Mr. Toren’s lawyers recognized the work when it was made public last week along with a handful of others from the $1.4 billion stash, which Bavarian officials confiscated from the Munich home of Cornelius Gurlitt in February 2012 as part of a tax investigation. Mr. Gurlitt’s father, Hildebrand Gurlitt, was one of four art dealers authorized by the Nazis to trade in art during the war.

Mr. Toren, 88, won’t be able to see the actual painting. He is blind. But he said that he is determined to recover the picture and other works that once belonged to his family. “I am going to make it my business to get those paintings back,” Mr. Toren said, referring to “Riders” and others he and his lawyers believe might be part of the trove.

Mr. Toren, who lives in New York, said he has a letter, dated December 1939, three months after World War II started, showing that government authorities in Breslau had inventoried the art collection — including “Riders on the Beach” — and other valuables like porcelain, pottery, rugs and furniture owned by David Friedmann, his great-uncle, a Jewish industrialist there. The letter mentions a number of Impressionist paintings, including works by Rousseau, Camille Pisarro and Liebermann, and noted that Mr. Friedmann had been warned not to dispose of any of the art.

Jörg Rosbach, Mr. Toren’s lawyer in Germany, said he was stunned last Tuesday to see on television the painting he had long sought on behalf of his client. He said he had twice tried to contact state prosecutors in the Bavarian town of Augsburg who have responsibility for the case and had also tried to reach the archive in Magdeburg, in eastern Germany, that contains the government catalogs of stolen or missing art seized under the Nazis, but received no response.

Mr.
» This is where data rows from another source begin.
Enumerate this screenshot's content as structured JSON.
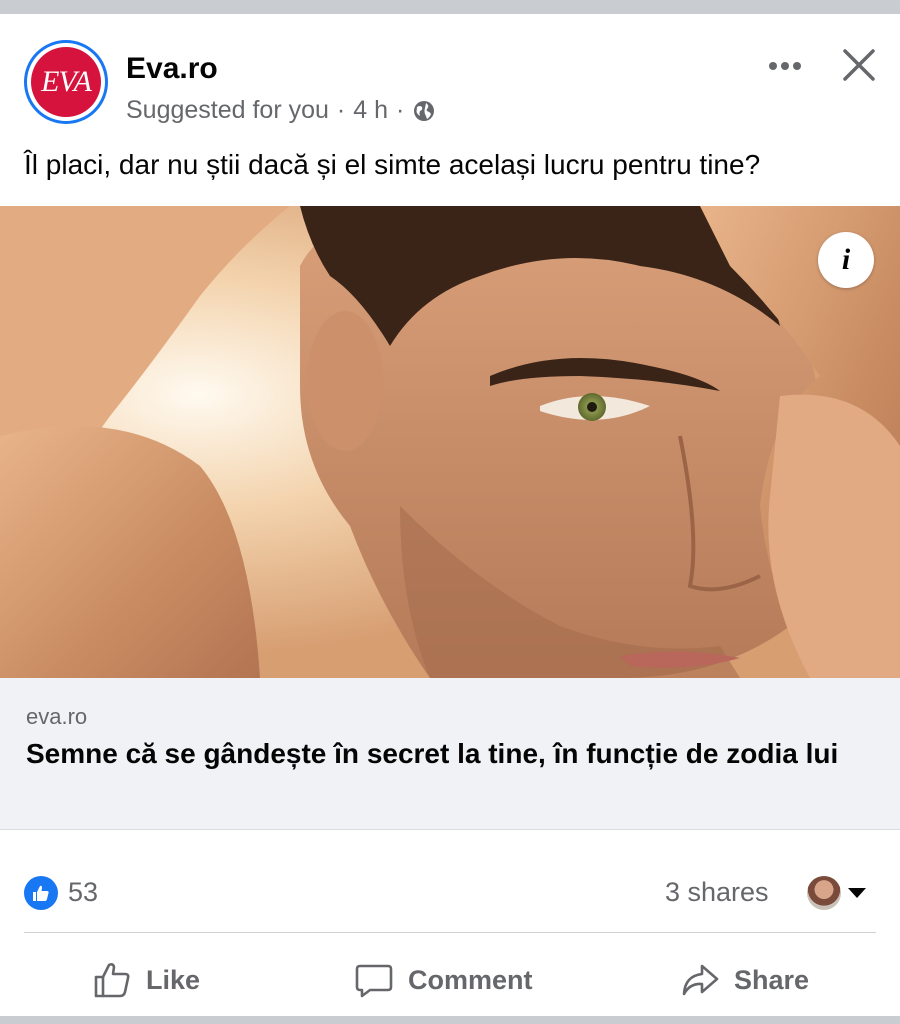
{
  "post": {
    "page_name": "Eva.ro",
    "avatar_text": "EVA",
    "meta": {
      "suggested": "Suggested for you",
      "separator1": "·",
      "time": "4 h",
      "separator2": "·",
      "audience_icon": "globe-icon"
    },
    "text": "Îl placi, dar nu știi dacă și el simte același lucru pentru tine?",
    "image": {
      "description_icon": "info-icon",
      "info_label": "i"
    },
    "link": {
      "domain": "eva.ro",
      "title": "Semne că se gândește în secret la tine, în funcție de zodia lui"
    },
    "reactions": {
      "count": "53",
      "shares": "3 shares"
    },
    "actions": {
      "like": "Like",
      "comment": "Comment",
      "share": "Share"
    }
  },
  "colors": {
    "accent": "#1877f2",
    "brand": "#d6133d",
    "muted_text": "#65676b",
    "link_bg": "#f0f2f5"
  }
}
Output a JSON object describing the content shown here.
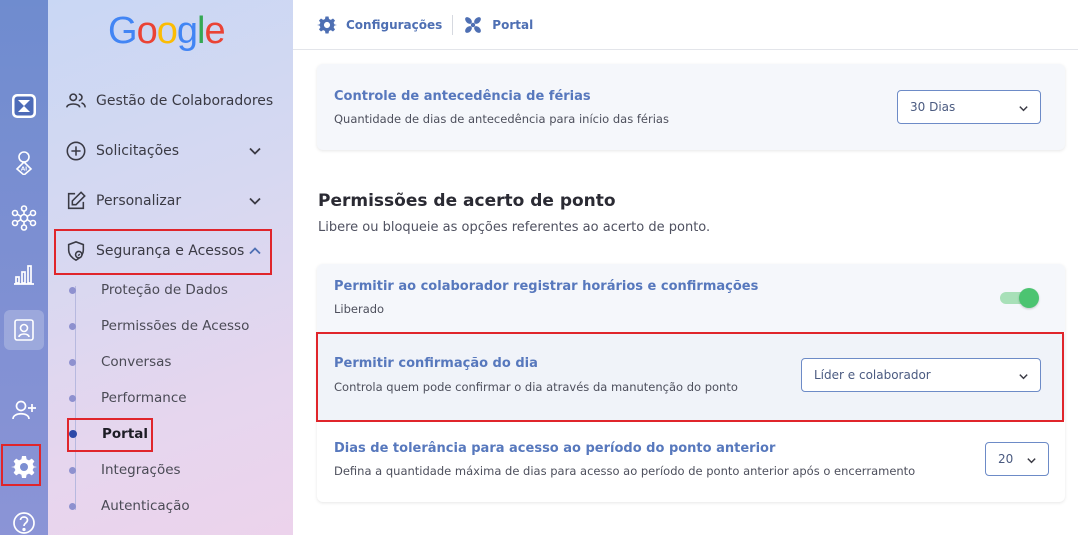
{
  "brand": {
    "logo_letters": [
      "G",
      "o",
      "o",
      "g",
      "l",
      "e"
    ],
    "logo_colors": [
      "#4285F4",
      "#EA4335",
      "#FBBC05",
      "#4285F4",
      "#34A853",
      "#EA4335"
    ]
  },
  "rail": {
    "icons": [
      "hourglass-icon",
      "ai-profile-icon",
      "network-icon",
      "bar-chart-icon",
      "badge-icon",
      "add-user-icon",
      "gear-icon",
      "help-icon"
    ]
  },
  "sidebar": {
    "items": [
      {
        "label": "Gestão de Colaboradores",
        "icon": "users-icon"
      },
      {
        "label": "Solicitações",
        "icon": "plus-circle-icon"
      },
      {
        "label": "Personalizar",
        "icon": "edit-icon"
      },
      {
        "label": "Segurança e Acessos",
        "icon": "shield-icon"
      }
    ],
    "subitems": [
      {
        "label": "Proteção de Dados"
      },
      {
        "label": "Permissões de Acesso"
      },
      {
        "label": "Conversas"
      },
      {
        "label": "Performance"
      },
      {
        "label": "Portal"
      },
      {
        "label": "Integrações"
      },
      {
        "label": "Autenticação"
      }
    ]
  },
  "breadcrumb": {
    "first": "Configurações",
    "second": "Portal"
  },
  "vacation": {
    "title": "Controle de antecedência de férias",
    "desc": "Quantidade de dias de antecedência para início das férias",
    "value": "30 Dias"
  },
  "section": {
    "title": "Permissões de acerto de ponto",
    "desc": "Libere ou bloqueie as opções referentes ao acerto de ponto."
  },
  "register": {
    "title": "Permitir ao colaborador registrar horários e confirmações",
    "status": "Liberado",
    "enabled": true
  },
  "confirm_day": {
    "title": "Permitir confirmação do dia",
    "desc": "Controla quem pode confirmar o dia através da manutenção do ponto",
    "value": "Líder e colaborador"
  },
  "tolerance": {
    "title": "Dias de tolerância para acesso ao período do ponto anterior",
    "desc": "Defina a quantidade máxima de dias para acesso ao período de ponto anterior após o encerramento",
    "value": "20"
  },
  "colors": {
    "accent": "#5778bd",
    "highlight": "#e0252b",
    "toggle_on": "#4cc471"
  }
}
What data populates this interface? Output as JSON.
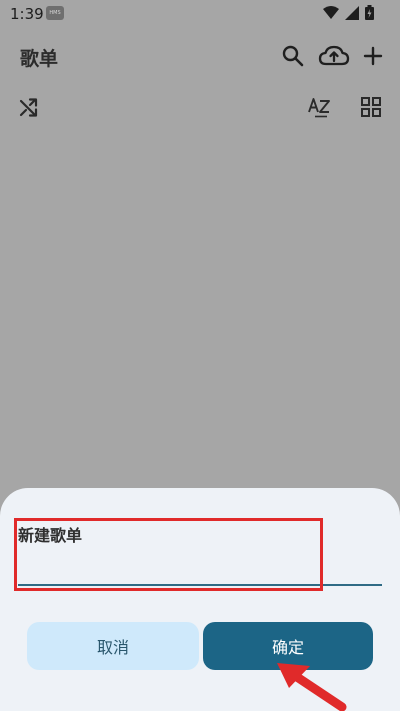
{
  "status_bar": {
    "time": "1:39",
    "app_badge": "HMS"
  },
  "header": {
    "title": "歌单",
    "icons": [
      "search-icon",
      "cloud-upload-icon",
      "add-icon"
    ]
  },
  "toolbar": {
    "icons": [
      "shuffle-icon",
      "sort-az-icon",
      "grid-view-icon"
    ]
  },
  "dialog": {
    "title": "新建歌单",
    "input_value": "",
    "cancel_label": "取消",
    "confirm_label": "确定"
  },
  "colors": {
    "scrim": "#a6a6a6",
    "sheet_bg": "#eef2f7",
    "input_underline": "#2f6b85",
    "cancel_bg": "#cfe9fb",
    "confirm_bg": "#1c6586",
    "annotation": "#e02a2a"
  }
}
Toren said his great-uncle died peacefully at the age of 86 before the war swept through Breslau — now part of Poland and called Wroclaw — but said that his great-uncle’s daughter, Lotte, committed suicide after being detained by the Nazis. Mr. Friedmann had owned four estates totaling 10,000 acres, Mr. Toren said, in addition to the Breslau villa. Mr. Toren said he himself escaped to Sweden as part of a kindertransport, a rescue mission for children, before the war started. He made his way to Israel after the war and is now a retired lawyer living in Manhattan. His older brother, who has dementia, lives in London, he said.

Mr. Toren’s situation is similar to that of other survivors and heirs who had their family’s possessions confiscated or stolen by the Third Reich or its agents and who are now wondering what to do next. “I don’t know where to put the claim,” Mr. Toren said.